Now may be the time to invest in TV advertising

The convergence of linear and CTV, with more options coming, are offering the best of both worlds.

TV advertising opportunities are going from strength to strength, according to an outlook media agency Cairns Oneil has compiled for the rest of 2022.

“Our agency is bullish on TV as a screen. We see a lot of new advertising opportunities coming through the screen, through traditional broadcast, connected TV and the pending launch of new OTT,” Devon MacDonald, president of Cairns Oneil, tells MiC.

A big reason for that is because traditional TV and connected TV can finally work together. Traditional TV can benefit from the insights and measurement opportunities connected TV offers, thanks to advancements made on integrating technology from the broadcasters, like Bell’s marketing platform SAM and Corus’ data-driven buying platform Cynch.

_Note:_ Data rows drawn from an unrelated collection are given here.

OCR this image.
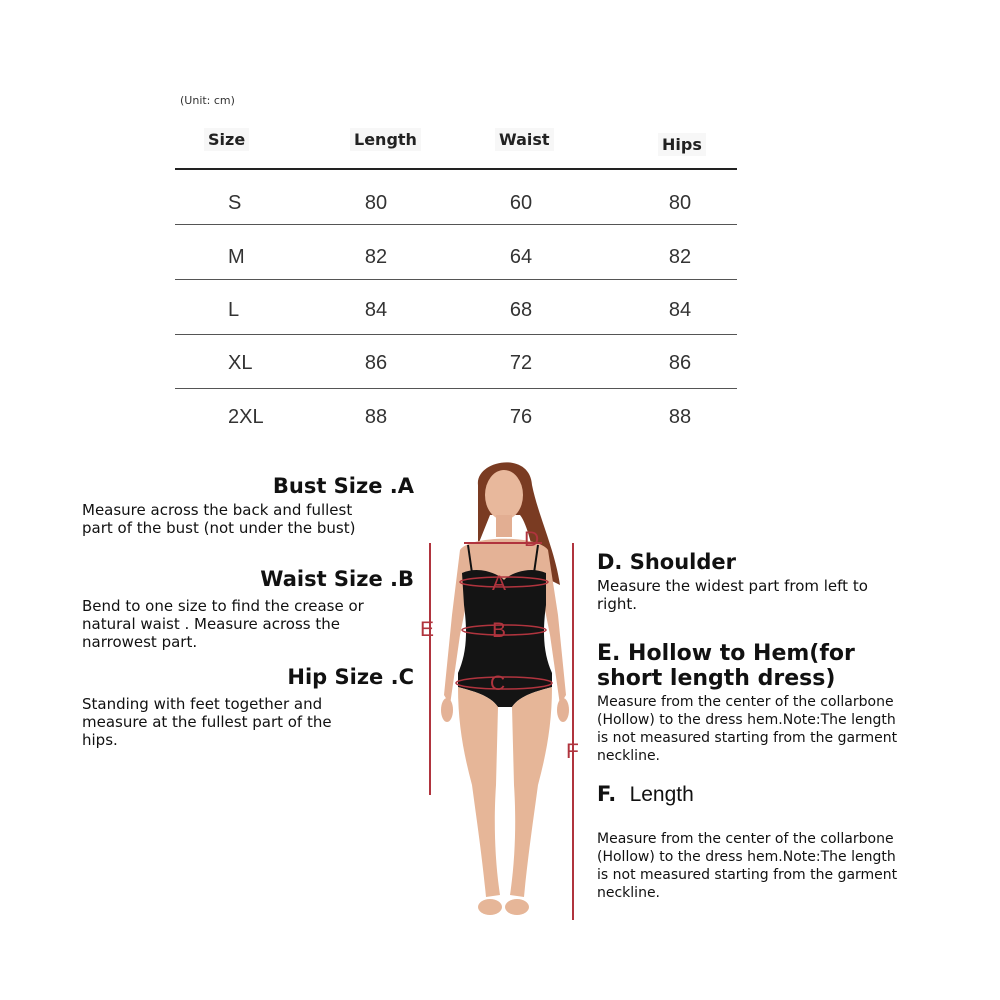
(Unit: cm)
Size	Length	Waist	Hips
S	80	60	80
M	82	64	82
L	84	68	84
XL	86	72	86
2XL	88	76	88
Bust Size .A
Measure across the back and fullest
part of the bust (not under the bust)
Waist Size .B
Bend to one size to find the crease or
natural waist . Measure across the
narrowest part.
Hip Size .C
Standing with feet together and
measure at the fullest part of the
hips.
D
A
B
C
E
F
D. Shoulder
Measure the widest part from left to
right.
E. Hollow to Hem(for
short length dress)
Measure from the center of the collarbone
(Hollow) to the dress hem.Note:The length
is not measured starting from the garment
neckline.
F. Length
Measure from the center of the collarbone
(Hollow) to the dress hem.Note:The length
is not measured starting from the garment
neckline.
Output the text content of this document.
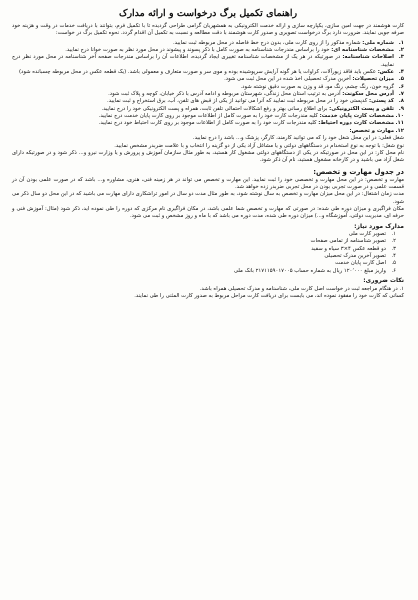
راهنمای تکمیل برگ درخواست و ارائه مدارک
کارت هوشمند در جهت امین سازی، یکپارچه سازی و ارائه خدمت الکترونیکی به همشهریان گرامی طراحی گردیده تا با تکمیل فرم، بتوانند با دریافت خدمات در وقت و هزینه خود صرفه جویی نمایند. ضرورت دارد برگ درخواست تصویری و صدور کارت هوشمند با دقت مطالعه و نسبت به تکمیل آن اقدام گردد. نحوه تکمیل برگ در خواست:
۱.
شماره ملی: شماره مذکور را از روی کارت ملی، بدون درج خط فاصله در محل مربوطه ثبت نمایید.
۲.
مشخصات شناسنامه ای: خود را براساس مندرجات شناسنامه به صورت کامل با ذکر پسوند و پیشوند در محل مورد نظر به صورت خوانا درج نمایید.
۳.
اصلاحات شناسنامه: در صورتیکه در هر یک از مشخصات شناسنامه تغییری ایجاد گردیده، اطلاعات آن را براساس مندرجات صفحه آخر شناسنامه در محل مورد نظر درج نمایید.
۴.
عکس: عکس باید فاقد زیورآلات، کراوات یا هر گونه آرایش سرپوشیده بوده و موی سر و صورت متعارف و معمولی باشد. (یک قطعه عکس در محل مربوطه چسبانده شود)
۵.
میزان تحصیلات: آخرین مدرک تحصیلی اخذ شده در این محل ثبت می شود.
۶.
گروه خون، رنگ چشم، رنگ مو، قد و وزن به صورت دقیق نوشته شود.
۷.
آدرس محل سکونت: آدرس به ترتیب استان محل زندگی، شهرستان مربوطه و ادامه آدرس با ذکر خیابان، کوچه و پلاک ثبت شود.
۸.
کد پستی: کدپستی خود را در محل مربوطه ثبت نمایید که آنرا می توانید از یکی از قبض های تلفن، آب، برق استخراج و ثبت نمایید.
۹.
تلفن و پست الکترونیکی: برای اطلاع رسانی بهتر و رفع اشکالات احتمالی تلفن ثابت، همراه و پست الکترونیکی خود را درج نمایید.
۱۰.
مشخصات کارت پایان خدمت: کلیه مندرجات کارت خود را به صورت کامل از اطلاعات موجود بر روی کارت پایان خدمت درج نمایید.
۱۱.
مشخصات کارت دوره احتیاط: کلیه مندرجات کارت خود را به صورت کامل از اطلاعات موجود بر روی کارت احتیاط خود درج نمایید.
۱۲.
مهارت و تخصص:
شغل فعلی: در این محل شغل خود را که می توانید کارمند، کارگر، پزشک و... باشد را درج نمایید.
نوع شغل: با توجه به نوع استخدام در دستگاههای دولتی و یا مشاغل آزاد یکی از دو گزینه را انتخاب و با علامت ضربدر مشخص نمایید.
نام محل کار: در این محل در صورتیکه در یکی از دستگاههای دولتی مشغول کار هستید، به طور مثال سازمان آموزش و پرورش و یا وزارت نیرو و... ذکر شود و در صورتیکه دارای شغل آزاد می باشید و در کارخانه مشغول هستید، نام آن ذکر شود.
در جدول مهارت و تخصص:
مهارت و تخصص: در این محل مهارت و تخصصی خود را ثبت نمایید. این مهارت و تخصص می تواند در هر زمینه فنی، هنری، مشاوره و... باشد که در صورت علمی بودن آن در قسمت علمی و در صورت تجربی بودن در محل تجربی ضربدر زده خواهد شد.
مدت زمان اشتغال: در این محل میزان مهارت و تخصص به سال نوشته شود، به طور مثال مدت دو سال در امور تراشکاری دارای مهارت می باشید که در این محل دو سال ذکر می شود.
مکان فراگیری و میزان دوره طی شده: در صورتی که مهارت و تخصص شما علمی باشد، در مکان فراگیری نام مرکزی که دوره را طی نموده اید، ذکر شود (مثال: آموزش فنی و حرفه ای، مدیریت دولتی، آموزشگاه و...) میزان دوره طی شده، مدت دوره می باشد که با ماه و روز مشخص و ثبت می شود.
مدارک مورد نیاز:
۱.
تصویر کارت ملی
۲.
تصویر شناسنامه از تمامی صفحات
۳.
دو قطعه عکس ۴×۳ سیاه و سفید
۴.
تصویر آخرین مدرک تحصیلی
۵.
اصل کارت پایان خدمت
۶.
واریز مبلغ ۱۲۰٬۰۰۰ ریال به شماره حساب ۲۱۷۱۱۵۹۰۱۷۰۰۵ بانک ملی
نکات ضروری:
۱. در هنگام مراجعه ثبت در خواست اصل کارت ملی، شناسنامه و مدرک تحصیلی همراه باشد.
کسانی که کارت خود را مفقود نموده اند، می بایست برای دریافت کارت مراحل مربوط به صدور کارت المثنی را طی نمایند.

Meanwhile, connected TV and OTT can conversely learn that the value exchange that consumers experience from broadcast is really valuable and is a culturally viable way of consuming content at a reduced or free cost – something connected TV and OTT operators may want to replicate.

This does not mean that broadcast TV does not have its fair share of complications.

 “The issue I see in traditional broadcast buying is still being married to broadcast audiences and it’s a massive hurdle,” says MacDonald. “A lot of advertisers today look at the performance that comes from digital marketing and media. They’re very used to measuring and slicing and dicing their plans and optimizing their buys. Broadcast media is still planned and bought at a demographic audience or geography basis and doesn’t offer marketers or planners the same opportunities. And that is really holding them back.”

As such, broadcast TV operators may want to consider offering buying plans more in line with those available in digital media. This could be their best defense in protecting media investment.

The agency’s fall outlook also warned of further audience fragmentation, due to diminishing audience performance within DSPs as reach is affected by privacy changes and content erosion which happens when consumers opt out of advertising. But the proliferation of content opportunities across OTT and connected TV is also building on the increasing fragmentation of time across social. Consumers’ time is being split between all old and new platforms (OTT, Connected TV and traditional TV) making it harder to reach them. What is needed to resolve this issue amongst TV platforms is common measurement and common audience development.

Finally, the agency warned against pulling back from advertising despite tough times and small budgets by giving the pandemic as an example. “We know for certainty though that the brands that paused marketing during the pandemic had the hardest time climbing out of it,” concludes the outlook.